1-2-3-4-5. All of them are there.
Our surviving technicians prepare the purification.
I get handed the remote, my hands start to shiver.
All 5 of them work and start to glow in a blinding blue light.
Everything but the statue is illuminated.
For my destiny ends here. Not one of us is worth saving, for the risk is too great.
We all salute to each other, I turn around again and find new determination.
These bombs will burn the continent and dry the seas around it.
Hundreds of millions will die, but potentially, enough will survive.
They should have expected us to be pragmatic.
Click
A city of Laughter and Tears
The army was on the lookout as justice hid itself among the routing masses.
Equality and brotherhood layed dead as the republic burnt under the oh so glorious light of the Emperor.
One could not contain thoughts but one could massacre every place where they were thought.
Peter and Maxwell charged through tight, dirty corridors of the conquered city, where after 53 days of bravery and sacrifice, the only unshelled place in the city was the theatre that had burnt down before the war, the two men had fought and died for their right to vote and yet as the banner of the three headed eagle had stepped through the third circle of defence, they prioritised their right to breathe and ran deep into the screaming city.
Both still had their rifles gripped tight. Both had spent their entire lives in the city. Both knew there was only one way to see another sunrise. The port. There were Ships that hadn’t taken off yet or were just leaving. On these, Peter knew, mother freedom still loved her sons and caressed her daughters.
Good thing the honourful of the invader was far too busy raping its way through every district: Women, children, art or architecture, whatever could be exploited, abused or simply destroyed for a quick laugh.
400 years of prideful build-up, only to be pissed on by drunken soldiers.

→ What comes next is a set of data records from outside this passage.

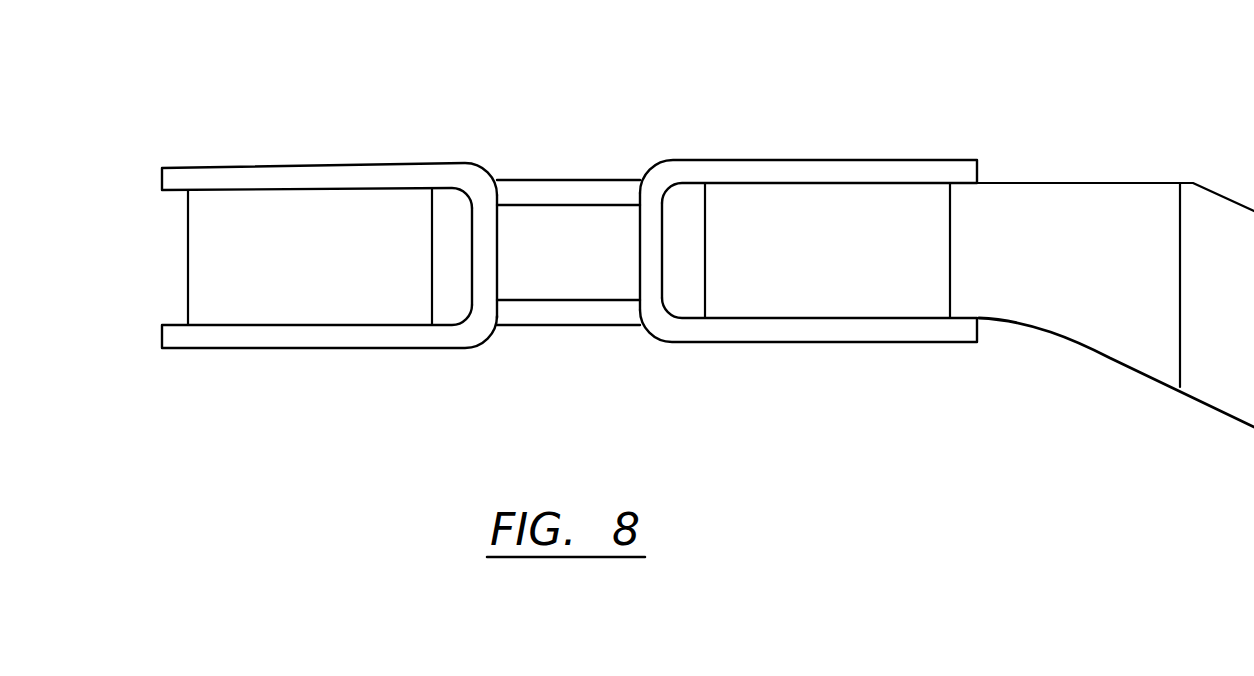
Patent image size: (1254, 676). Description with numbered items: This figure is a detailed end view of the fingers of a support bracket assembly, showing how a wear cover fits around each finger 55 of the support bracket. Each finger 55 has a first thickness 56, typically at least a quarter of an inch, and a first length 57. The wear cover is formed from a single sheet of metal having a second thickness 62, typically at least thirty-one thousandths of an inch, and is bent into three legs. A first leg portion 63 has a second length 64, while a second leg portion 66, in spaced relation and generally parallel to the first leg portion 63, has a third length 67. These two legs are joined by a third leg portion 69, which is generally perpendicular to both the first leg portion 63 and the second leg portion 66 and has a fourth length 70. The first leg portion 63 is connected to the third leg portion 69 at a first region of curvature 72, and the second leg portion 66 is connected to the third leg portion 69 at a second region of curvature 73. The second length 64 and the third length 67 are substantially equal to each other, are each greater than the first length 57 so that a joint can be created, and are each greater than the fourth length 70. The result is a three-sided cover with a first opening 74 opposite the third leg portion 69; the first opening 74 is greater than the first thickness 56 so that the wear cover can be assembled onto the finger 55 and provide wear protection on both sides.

The finger 55 is at (270, 255).
The first thickness 56 is at (748, 317).
The first length 57 is at (663, 285).
The second thickness 62 is at (176, 120).
The first leg portion 63 is at (172, 178).
The second length 64 is at (473, 105).
The second leg portion 66 is at (173, 339).
The third length 67 is at (162, 360).
The third leg portion 69 is at (650, 273).
The fourth length 70 is at (517, 324).
The first region of curvature 72 is at (662, 178).
The second region of curvature 73 is at (483, 327).
The first opening 74 is at (152, 291).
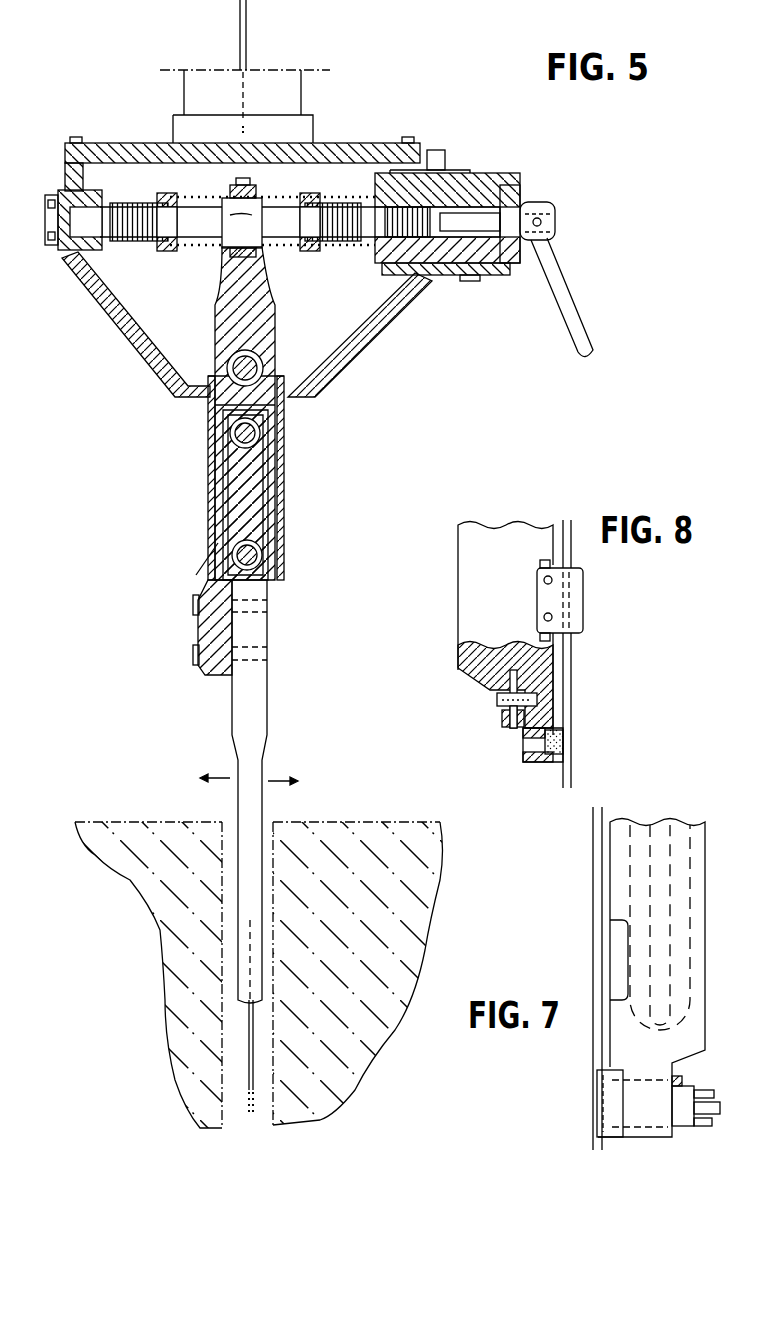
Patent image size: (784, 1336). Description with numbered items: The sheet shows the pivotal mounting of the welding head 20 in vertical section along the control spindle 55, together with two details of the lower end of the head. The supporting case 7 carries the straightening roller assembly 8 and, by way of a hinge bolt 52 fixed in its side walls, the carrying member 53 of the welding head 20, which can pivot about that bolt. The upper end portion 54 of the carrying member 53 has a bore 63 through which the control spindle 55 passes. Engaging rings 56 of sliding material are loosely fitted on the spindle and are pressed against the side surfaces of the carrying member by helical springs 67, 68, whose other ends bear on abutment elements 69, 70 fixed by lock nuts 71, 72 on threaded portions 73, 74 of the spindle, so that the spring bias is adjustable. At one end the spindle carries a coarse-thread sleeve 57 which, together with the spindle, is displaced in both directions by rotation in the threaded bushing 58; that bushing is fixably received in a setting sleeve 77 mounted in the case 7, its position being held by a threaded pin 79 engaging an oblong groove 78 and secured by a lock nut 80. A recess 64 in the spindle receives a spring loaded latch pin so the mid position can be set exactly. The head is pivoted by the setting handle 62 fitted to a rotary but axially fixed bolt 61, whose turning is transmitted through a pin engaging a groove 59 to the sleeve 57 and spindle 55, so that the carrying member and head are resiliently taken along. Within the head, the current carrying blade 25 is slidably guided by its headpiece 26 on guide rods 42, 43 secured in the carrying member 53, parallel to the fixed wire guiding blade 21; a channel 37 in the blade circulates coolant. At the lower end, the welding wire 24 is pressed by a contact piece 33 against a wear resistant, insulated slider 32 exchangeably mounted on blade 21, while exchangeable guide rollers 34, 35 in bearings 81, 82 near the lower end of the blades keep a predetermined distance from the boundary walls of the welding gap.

Neither spoke, both muttered, neither cried, both moaned. Sprinting through the city was an exhausting pleasure after visiting a fresh love or to catch the early hours of a favourite club - dashing to not be tortured to death was not even exhausting, just taxing, the deterioration of Peter’s physical condition was not a hindrance but an added fact upon the list of things that predicted his end - and he had never even published his masterpiece, the only, truly important thing in his life before the laughter in the city’s air was replaced by lead.

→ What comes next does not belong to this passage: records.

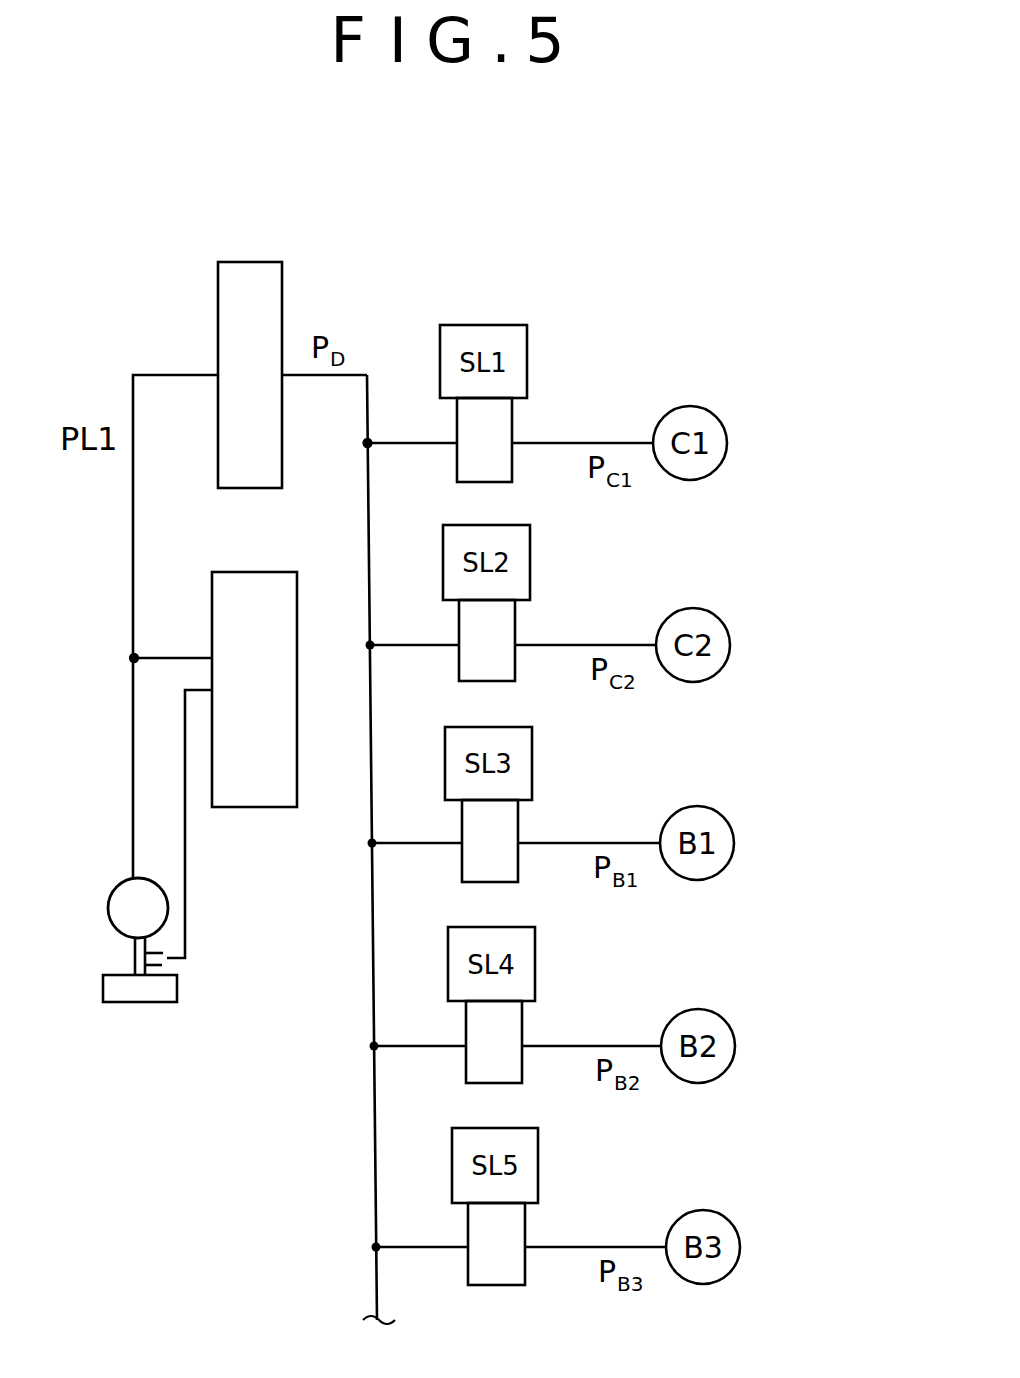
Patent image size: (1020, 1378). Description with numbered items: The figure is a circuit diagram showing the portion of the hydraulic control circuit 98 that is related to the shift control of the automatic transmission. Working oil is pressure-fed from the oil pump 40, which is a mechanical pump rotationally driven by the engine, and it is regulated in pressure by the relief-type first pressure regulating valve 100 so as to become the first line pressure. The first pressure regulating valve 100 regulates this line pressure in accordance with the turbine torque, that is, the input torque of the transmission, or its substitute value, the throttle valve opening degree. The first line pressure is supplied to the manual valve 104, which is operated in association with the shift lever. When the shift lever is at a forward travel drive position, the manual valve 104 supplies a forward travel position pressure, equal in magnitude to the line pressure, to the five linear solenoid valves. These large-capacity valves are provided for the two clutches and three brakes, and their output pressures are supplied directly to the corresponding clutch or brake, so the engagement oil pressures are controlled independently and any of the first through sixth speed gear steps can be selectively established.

The hydraulic control circuit 98 is at (795, 257).
The manual valve 104 is at (249, 262).
The first pressure regulating valve 100 is at (262, 590).
The oil pump 40 is at (108, 910).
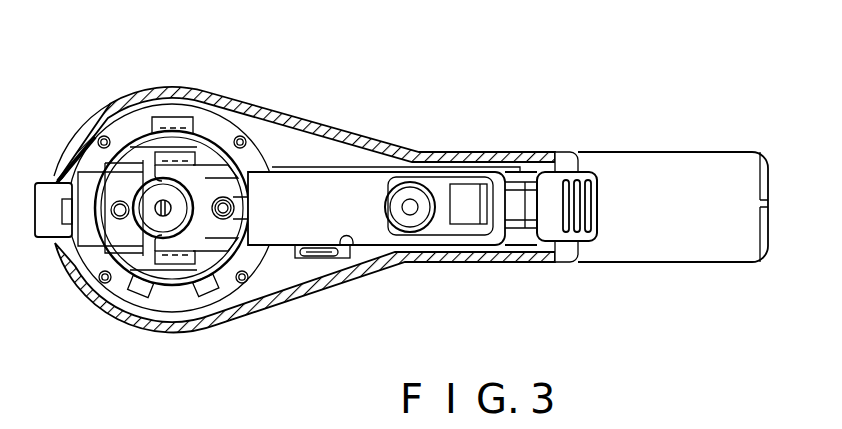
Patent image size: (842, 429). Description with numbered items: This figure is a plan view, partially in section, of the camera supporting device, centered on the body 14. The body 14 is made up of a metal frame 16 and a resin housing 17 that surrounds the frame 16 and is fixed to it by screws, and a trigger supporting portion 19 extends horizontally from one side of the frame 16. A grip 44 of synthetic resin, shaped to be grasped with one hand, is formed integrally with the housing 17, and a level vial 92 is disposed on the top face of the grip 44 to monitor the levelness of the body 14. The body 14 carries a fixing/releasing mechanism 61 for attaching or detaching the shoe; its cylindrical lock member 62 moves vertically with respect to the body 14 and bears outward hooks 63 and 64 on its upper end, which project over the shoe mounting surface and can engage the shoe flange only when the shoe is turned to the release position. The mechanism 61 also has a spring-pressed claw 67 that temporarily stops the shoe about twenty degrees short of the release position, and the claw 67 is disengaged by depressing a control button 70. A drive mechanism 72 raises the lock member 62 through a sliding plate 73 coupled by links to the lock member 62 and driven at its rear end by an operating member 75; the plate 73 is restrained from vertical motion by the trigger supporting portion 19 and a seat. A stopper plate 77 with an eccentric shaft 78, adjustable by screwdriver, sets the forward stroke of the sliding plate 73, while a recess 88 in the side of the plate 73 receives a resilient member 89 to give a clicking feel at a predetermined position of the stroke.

The green sky cried into the green sea that swept against the grey stone of the huge port. A laughing Maxwell dragged a coughing Peter into his arms - there were still ships and they still took people. Pushing through mothers and fathers and daughters and sons and beggars and soldiers like them, the staying ships became taller and taller and Peter knew that he would fall in love with someone on that ship. Whether it was a man or a woman he did not know, but his heart had already jumped into the refreshing, free sea, where it would kiss and hug whoever he pleased to hug and kiss.
He saw a rifle and a tattered uniform carrying a tattered man and his screams broke through the panic.

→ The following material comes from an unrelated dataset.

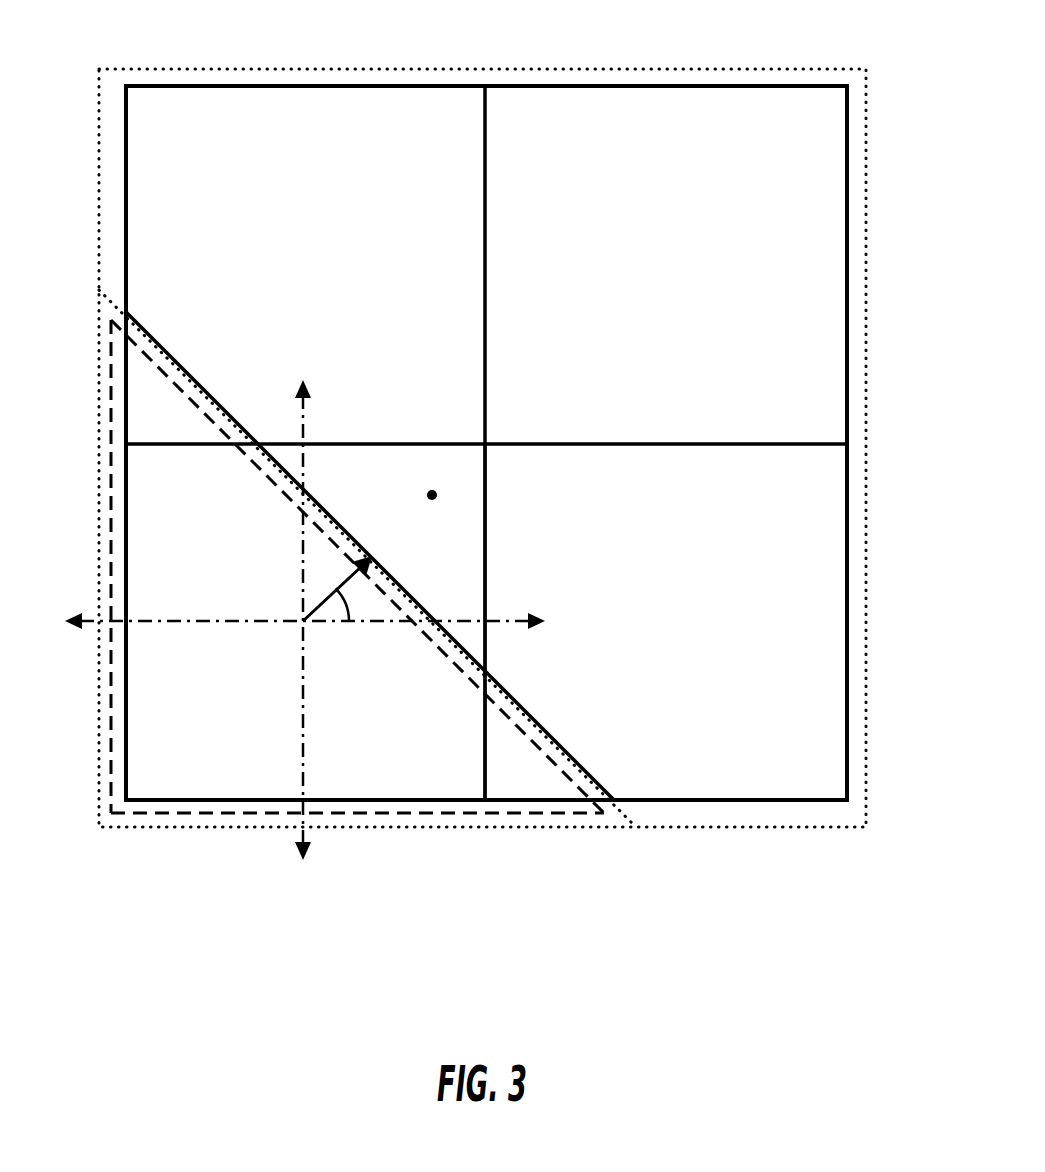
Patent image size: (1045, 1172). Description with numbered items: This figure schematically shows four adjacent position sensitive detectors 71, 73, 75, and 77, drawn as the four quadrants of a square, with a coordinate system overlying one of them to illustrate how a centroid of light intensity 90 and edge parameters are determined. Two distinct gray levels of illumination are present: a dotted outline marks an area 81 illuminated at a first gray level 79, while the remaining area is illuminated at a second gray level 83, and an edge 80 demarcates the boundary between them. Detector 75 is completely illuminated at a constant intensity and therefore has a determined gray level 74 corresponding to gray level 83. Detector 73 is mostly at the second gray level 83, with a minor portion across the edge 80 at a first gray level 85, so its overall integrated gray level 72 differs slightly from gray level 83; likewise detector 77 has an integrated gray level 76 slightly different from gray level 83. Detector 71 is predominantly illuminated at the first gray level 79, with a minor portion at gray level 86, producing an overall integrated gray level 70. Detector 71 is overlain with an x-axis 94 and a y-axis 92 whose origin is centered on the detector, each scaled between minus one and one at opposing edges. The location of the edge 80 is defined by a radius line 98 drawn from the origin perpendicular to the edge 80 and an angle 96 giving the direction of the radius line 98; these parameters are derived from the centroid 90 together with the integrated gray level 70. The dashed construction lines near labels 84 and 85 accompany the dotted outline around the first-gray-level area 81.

“Men of the Republic! The enemy is breaking through and our mother carries us to the sea! But we cannot all go, whoever is strong and capable enough to shoot shall stay behind to defend the leaving ships against the brutish hordes! For a new generation must be raised in the spirit of freedom!”
Peter knew that someone would fall in love on that ship, whether it was a man or a woman he did not know but they were already on the refreshing, free sea, where they would learn to kiss and hug whoever they pleased to hug and kiss, where mother freedom loved her sons and caressed her daughters.
And he held that happy thought with a smile as he aimed upon the hateful soldiers that marched towards the port.